York deceptively stated that “there had been talk” that Plame's neighbors knew she worked for the CIA, but he failed to reveal that the two neighbors with whom he had spoken told him that they had not in fact known of Plame's CIA affiliation:
YORK: [T]he whole question was -- early on in this thing was -- did anybody else know that she worked for the CIA? And there had been talk that her friends and neighbors did. And I did meet two of the neighbors this evening, and I said -- well, the FBI agents were re-interviewing you, right? And they said no. When they came on Monday, it was the first time they'd ever been contacted by anybody from Fitzgerald's office.
It was only in an entry York posted later that evening on National Review Online's group weblog, The Corner, that he acknowledged that “both men said they did not know that Mrs. Wilson worked for the CIA” -- a statement he did not make on Hannity & Colmes.
Coulter, York, and Limbaugh's suggestion that many of Plame's neighbors were aware of her covert status apparently originated in a July 15 article -- and two subsequent editorials -- in The Washington Times, although Limbaugh was the only one to cite the Times directly. As Media Matters for America noted at the time, the only neighbor mentioned by name in the Times report, David Tillotson, told the newspaper that he “absolutely didn't know” she worked for the CIA, which corroborated the assessment of other neighbors who were mentioned by name elsewhere.
However, the article also cited Fred Rustmann, a former supervisor of Plame's at the CIA who claimed that "[h]er neighbors knew" of her CIA employment.
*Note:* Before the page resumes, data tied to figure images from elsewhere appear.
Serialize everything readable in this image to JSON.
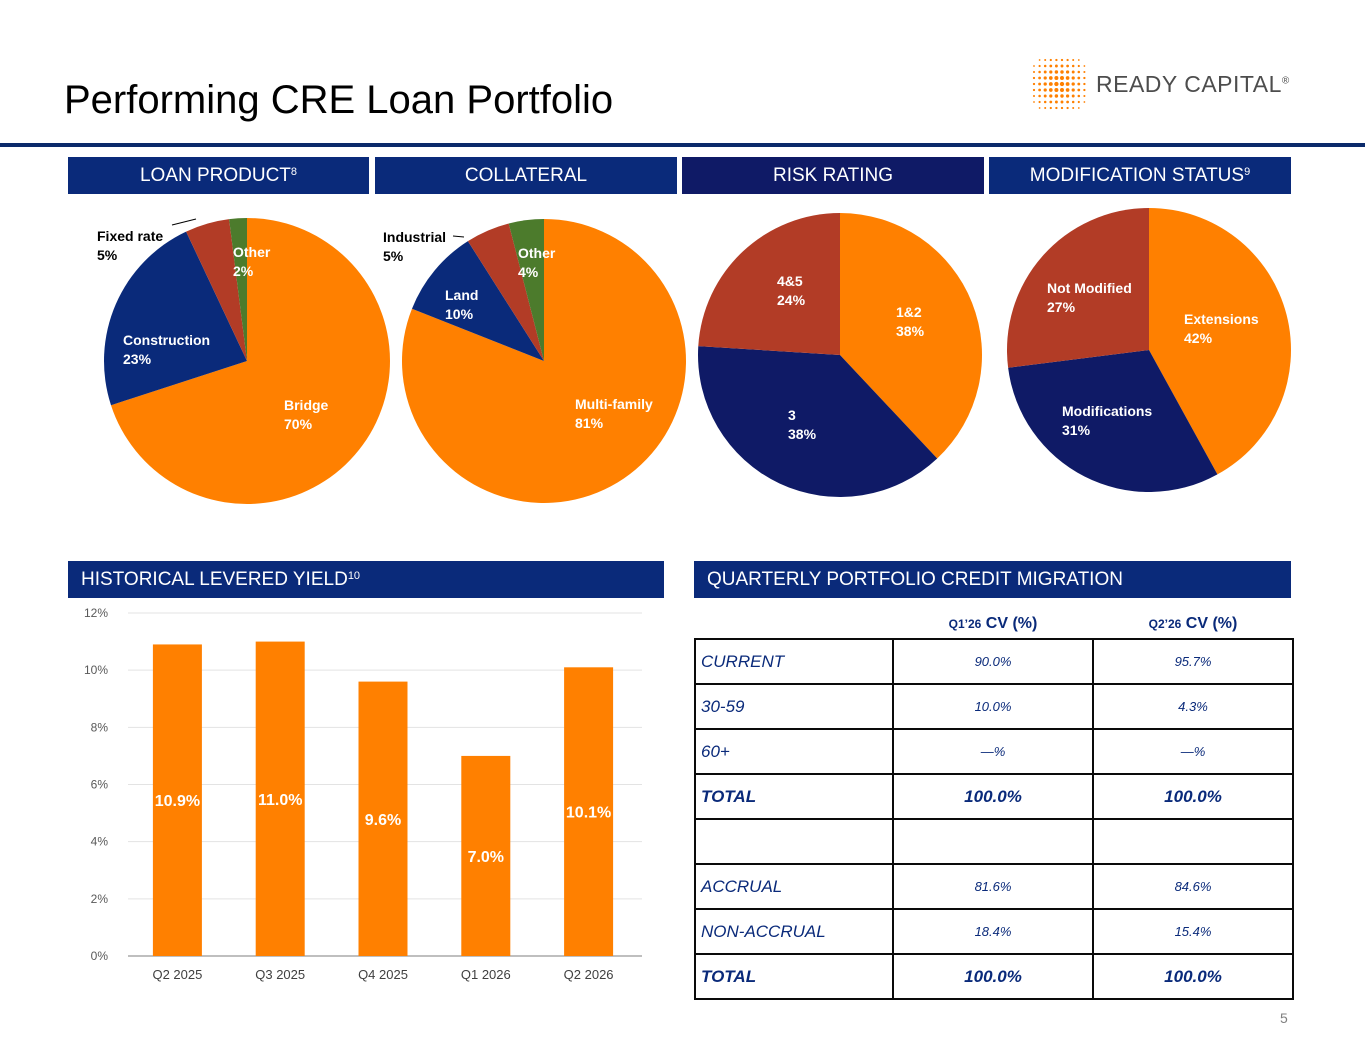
{
  "title": "Performing CRE Loan Portfolio",
  "logo": {
    "text": "READY CAPITAL",
    "mark": "®"
  },
  "page_number": "5",
  "colors": {
    "orange": "#ff8000",
    "navy": "#0a2a7a",
    "dark_navy": "#0f1a66",
    "red": "#b23c26",
    "green": "#4c7b2c"
  },
  "headers": {
    "loan_product": {
      "text": "LOAN PRODUCT",
      "sup": "8"
    },
    "collateral": {
      "text": "COLLATERAL",
      "sup": ""
    },
    "risk_rating": {
      "text": "RISK RATING",
      "sup": ""
    },
    "modification": {
      "text": "MODIFICATION STATUS",
      "sup": "9"
    },
    "yield": {
      "text": "HISTORICAL LEVERED YIELD",
      "sup": "10"
    },
    "migration": {
      "text": "QUARTERLY PORTFOLIO CREDIT MIGRATION",
      "sup": ""
    }
  },
  "chart_data": [
    {
      "type": "pie",
      "slices": [
        {
          "label": "Bridge",
          "value": 70,
          "display": "70%",
          "color": "#ff8000"
        },
        {
          "label": "Construction",
          "value": 23,
          "display": "23%",
          "color": "#0a2a7a"
        },
        {
          "label": "Fixed rate",
          "value": 5,
          "display": "5%",
          "color": "#b23c26"
        },
        {
          "label": "Other",
          "value": 2,
          "display": "2%",
          "color": "#4c7b2c"
        }
      ]
    },
    {
      "type": "pie",
      "slices": [
        {
          "label": "Multi-family",
          "value": 81,
          "display": "81%",
          "color": "#ff8000"
        },
        {
          "label": "Land",
          "value": 10,
          "display": "10%",
          "color": "#0a2a7a"
        },
        {
          "label": "Industrial",
          "value": 5,
          "display": "5%",
          "color": "#b23c26"
        },
        {
          "label": "Other",
          "value": 4,
          "display": "4%",
          "color": "#4c7b2c"
        }
      ]
    },
    {
      "type": "pie",
      "slices": [
        {
          "label": "1&2",
          "value": 38,
          "display": "38%",
          "color": "#ff8000"
        },
        {
          "label": "3",
          "value": 38,
          "display": "38%",
          "color": "#0f1a66"
        },
        {
          "label": "4&5",
          "value": 24,
          "display": "24%",
          "color": "#b23c26"
        }
      ]
    },
    {
      "type": "pie",
      "slices": [
        {
          "label": "Extensions",
          "value": 42,
          "display": "42%",
          "color": "#ff8000"
        },
        {
          "label": "Modifications",
          "value": 31,
          "display": "31%",
          "color": "#0f1a66"
        },
        {
          "label": "Not Modified",
          "value": 27,
          "display": "27%",
          "color": "#b23c26"
        }
      ]
    },
    {
      "type": "bar",
      "categories": [
        "Q2 2025",
        "Q3 2025",
        "Q4 2025",
        "Q1 2026",
        "Q2 2026"
      ],
      "values": [
        10.9,
        11.0,
        9.6,
        7.0,
        10.1
      ],
      "data_labels": [
        "10.9%",
        "11.0%",
        "9.6%",
        "7.0%",
        "10.1%"
      ],
      "yticks": [
        "0%",
        "2%",
        "4%",
        "6%",
        "8%",
        "10%",
        "12%"
      ],
      "ylim": [
        0,
        12
      ],
      "grid": true,
      "color": "#ff8000"
    },
    {
      "type": "table",
      "columns": [
        {
          "prefix": "Q1’26",
          "suffix": " CV (%)"
        },
        {
          "prefix": "Q2’26",
          "suffix": " CV (%)"
        }
      ],
      "rows": [
        {
          "label": "CURRENT",
          "values": [
            "90.0%",
            "95.7%"
          ],
          "total": false
        },
        {
          "label": "30-59",
          "values": [
            "10.0%",
            "4.3%"
          ],
          "total": false
        },
        {
          "label": "60+",
          "values": [
            "—%",
            "—%"
          ],
          "total": false
        },
        {
          "label": "TOTAL",
          "values": [
            "100.0%",
            "100.0%"
          ],
          "total": true
        },
        {
          "label": "",
          "values": [
            "",
            ""
          ],
          "total": false
        },
        {
          "label": "ACCRUAL",
          "values": [
            "81.6%",
            "84.6%"
          ],
          "total": false
        },
        {
          "label": "NON-ACCRUAL",
          "values": [
            "18.4%",
            "15.4%"
          ],
          "total": false
        },
        {
          "label": "TOTAL",
          "values": [
            "100.0%",
            "100.0%"
          ],
          "total": true
        }
      ]
    }
  ]
}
Yet even though Rustmann was not Plame's neighbor and had supervised her for only one year at the beginning of her career, a July 19 Times editorial used his account to baselessly conclude that “most of Plame's neighbors in Northwest Washington said they knew she worked for the CIA.” The claim was then repeated in a July 26 Times editorial, which stated that “numerous neighbors were aware that she worked for the agency.”